Photo Credit: Myboxpra
The following is a summary of “Effect of disopyramide therapy on functional capacity improvement in patients with obstructive hypertrophic cardiomyopathy,” published in the December 2024 issue of Cardiology by Güler et al.
Hypertrophic cardiomyopathy (HCM) with left ventricular outflow tract obstruction (LVOTO) causes symptoms and poor outcomes. Disopyramide is commonly used to reduce LVOTO in obstructive HCM (oHCM).
Researchers conducted a retrospective study to evaluate the effect of disopyramide on functional capacity in individuals with oHCM.
They divided individuals with symptomatic oHCM (October 2021–May 2024) into 2 groups, 1 receiving disopyramide and the other receiving beta-blockers or calcium channel blockers due to disopyramide unavailability. Treatment response was a 1-stage improvement in the New York Heart Association (NYHA) class. Clinical and laboratory data were compared between the groups, including N-terminal pro-B-type natriuretic peptide (NT-proBNP) levels and LVOT gradient.

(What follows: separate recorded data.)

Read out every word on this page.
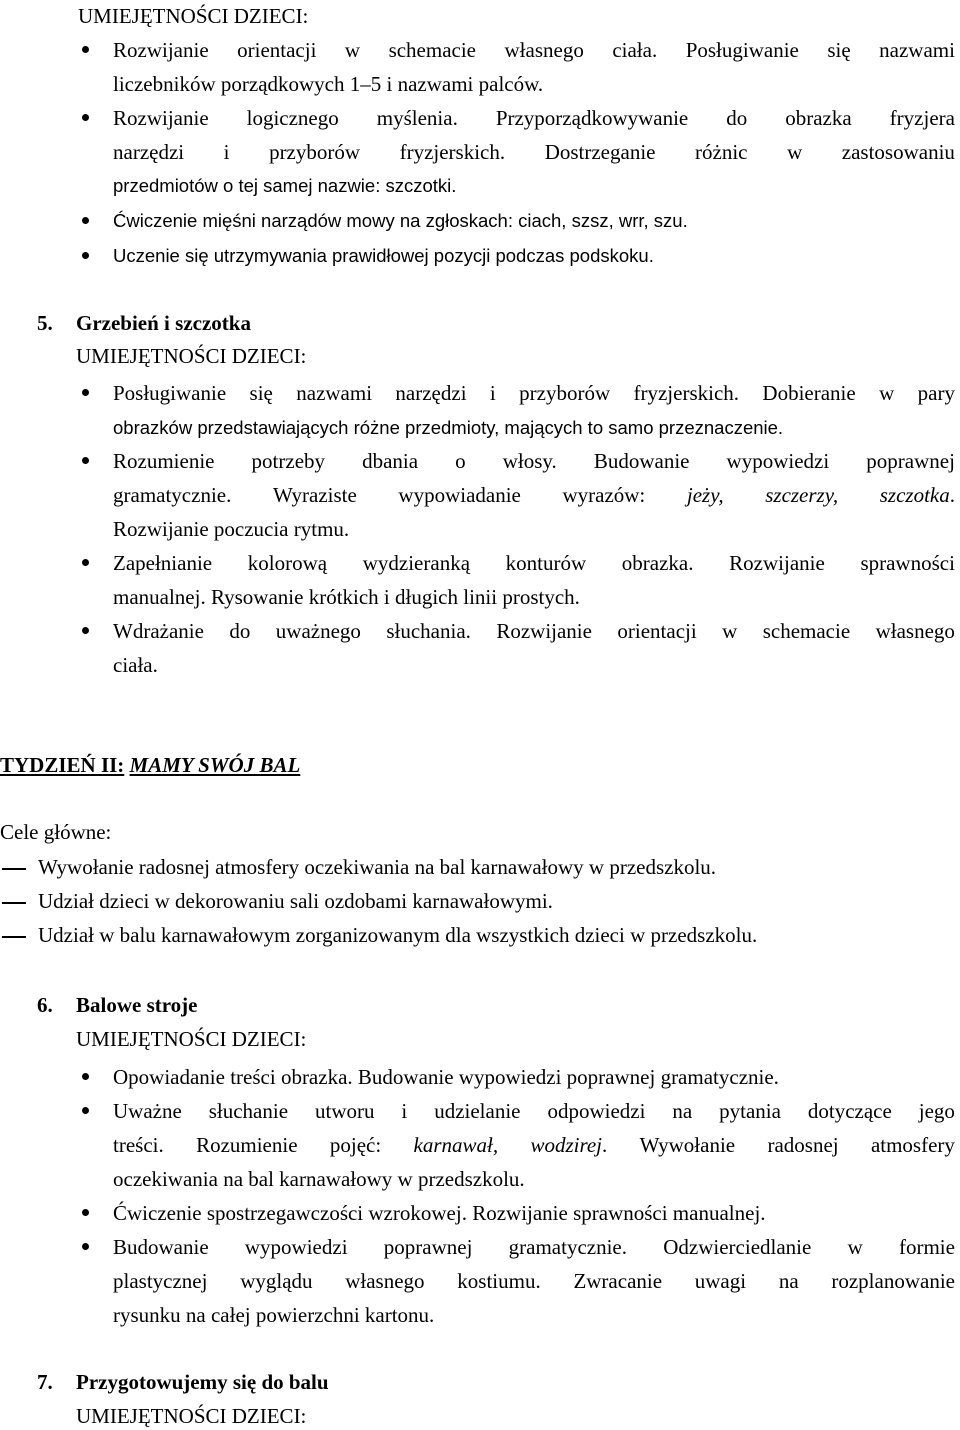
UMIEJĘTNOŚCI DZIECI:
Rozwijanie orientacji w schemacie własnego ciała. Posługiwanie się nazwami
liczebników porządkowych 1–5 i nazwami palców.
Rozwijanie logicznego myślenia. Przyporządkowywanie do obrazka fryzjera
narzędzi i przyborów fryzjerskich. Dostrzeganie różnic w zastosowaniu
przedmiotów o tej samej nazwie: szczotki.
Ćwiczenie mięśni narządów mowy na zgłoskach: ciach, szsz, wrr, szu.
Uczenie się utrzymywania prawidłowej pozycji podczas podskoku.
5. Grzebień i szczotka
UMIEJĘTNOŚCI DZIECI:
Posługiwanie się nazwami narzędzi i przyborów fryzjerskich. Dobieranie w pary
obrazków przedstawiających różne przedmioty, mających to samo przeznaczenie.
Rozumienie potrzeby dbania o włosy. Budowanie wypowiedzi poprawnej
gramatycznie. Wyraziste wypowiadanie wyrazów: jeży, szczerzy, szczotka.
Rozwijanie poczucia rytmu.
Zapełnianie kolorową wydzieranką konturów obrazka. Rozwijanie sprawności
manualnej. Rysowanie krótkich i długich linii prostych.
Wdrażanie do uważnego słuchania. Rozwijanie orientacji w schemacie własnego
ciała.
TYDZIEŃ II: MAMY SWÓJ BAL
Cele główne:
Wywołanie radosnej atmosfery oczekiwania na bal karnawałowy w przedszkolu.
Udział dzieci w dekorowaniu sali ozdobami karnawałowymi.
Udział w balu karnawałowym zorganizowanym dla wszystkich dzieci w przedszkolu.
6. Balowe stroje
UMIEJĘTNOŚCI DZIECI:
Opowiadanie treści obrazka. Budowanie wypowiedzi poprawnej gramatycznie.
Uważne słuchanie utworu i udzielanie odpowiedzi na pytania dotyczące jego
treści. Rozumienie pojęć: karnawał, wodzirej. Wywołanie radosnej atmosfery
oczekiwania na bal karnawałowy w przedszkolu.
Ćwiczenie spostrzegawczości wzrokowej. Rozwijanie sprawności manualnej.
Budowanie wypowiedzi poprawnej gramatycznie. Odzwierciedlanie w formie
plastycznej wyglądu własnego kostiumu. Zwracanie uwagi na rozplanowanie
rysunku na całej powierzchni kartonu.
7. Przygotowujemy się do balu
UMIEJĘTNOŚCI DZIECI:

The results showed that 62% of the disopyramide group (mean follow-up: 15.2 months, mean daily dose: 395 mg) had a 1-stage improvement in the NYHA class, compared to 26% in the control group. Disopyramide use and the presence of extensive late gadolinium enhancement (LGE) were independent predictors of functional improvement (P<0.001). Despite the progress in functional capacity, no difference in overall clinical outcomes was observed between the groups. Disopyramide-related side effects were minimal, with no discontinuations due to QT prolongation.
They concluded that disopyramide significantly improved functional capacity in individuals with oHCM, highlighting the need for better accessibility to disopyramide.